CBS News faces mounting calls for an investigation into how its flagship program “60 Minutes” aired a false witness account of the 2012 attack on the U.S. diplomatic mission in Benghazi, Libya.

“CBS News is under mounting pressure to launch an independent investigation into how 60 Minutes came to mislead its audience in an October 27th report that relied almost exclusively on a source they knew was an admitted liar,” Media Matters of America, a U.S.-based non-governmental organization, said Monday on its website.

The report by CBS News chief foreign correspondent Lara Logan centered around the witness account of “Morgan Jones,” whose real name is Dylan Davies, a security guard with the Blue Mountain Group, a British firm that was responsible for monitoring the U.S. diplomatic mission.

Davies said he was present during the attack, in which four Americans, including ambassador Chris Stevens, were killed.

However, four days after the program was aired, the Washington Post challenged Davies’s account.

The newspaper said he had previously told the Blue Mountain Group, in an official incident report, that he was nowhere near the U.S. embassy at the time.

Calls to investigate Logan’s report are mounting, despite the award-winning correspondent apologizing twice.

“We realized we had been misled, and it was a mistake to include him in our report.

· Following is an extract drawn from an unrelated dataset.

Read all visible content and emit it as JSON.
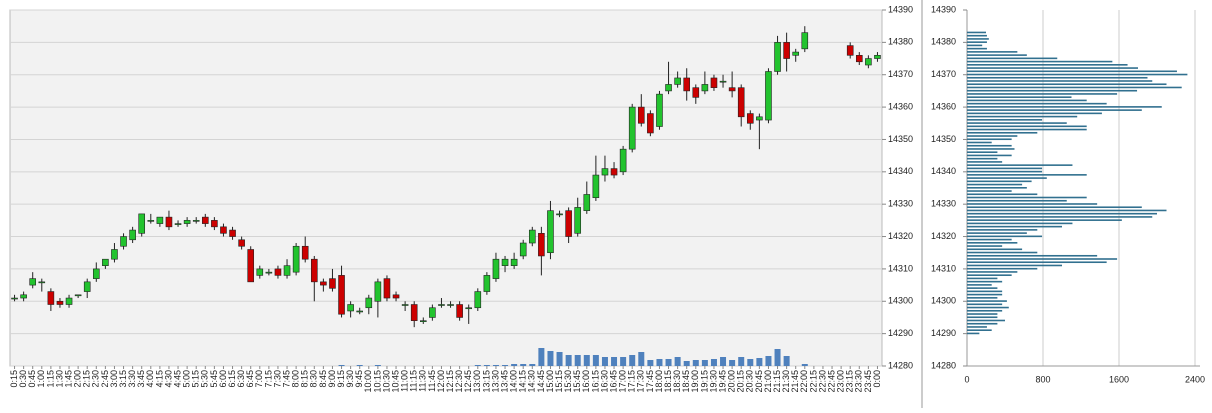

For that, we are very sorry. The most important thing to every person at 60 Minutes is the truth, and the truth is we made a mistake,” she said on CBS on Nov. 10.

Media Matters founder David Brock described the apology as “wholly inadequate and entirely self-serving.”
Brock repeated his call for CBS to appoint an independent commission to investigate the report, which has been retracted.

MSNBC host Ed Schultz and his guests called for an independent investigation into CBS. “The media’s on trial here, too,” said one guest.

According to The Guardian, “CBS has refused to order an investigation under the apparent belief that having apologized, the furor would now die down.”

A CBS spokesman had previously said in a statement that “as soon as we had confirmation of a problem with this report... we issued a statement to that effect; we then went on the air Friday morning to address it, correct it and apologize, spoke at length to media outlets about the matter and now have explained it to our audience in a correction on our broadcast.”

This is not the first time that CBS is facing a debacle after erroneous reporting.

In 2004, it appointed an independent investigation over the authenticity of documents used in a report challenging former U.S. President George W. Bush’s service during the Vietnam War.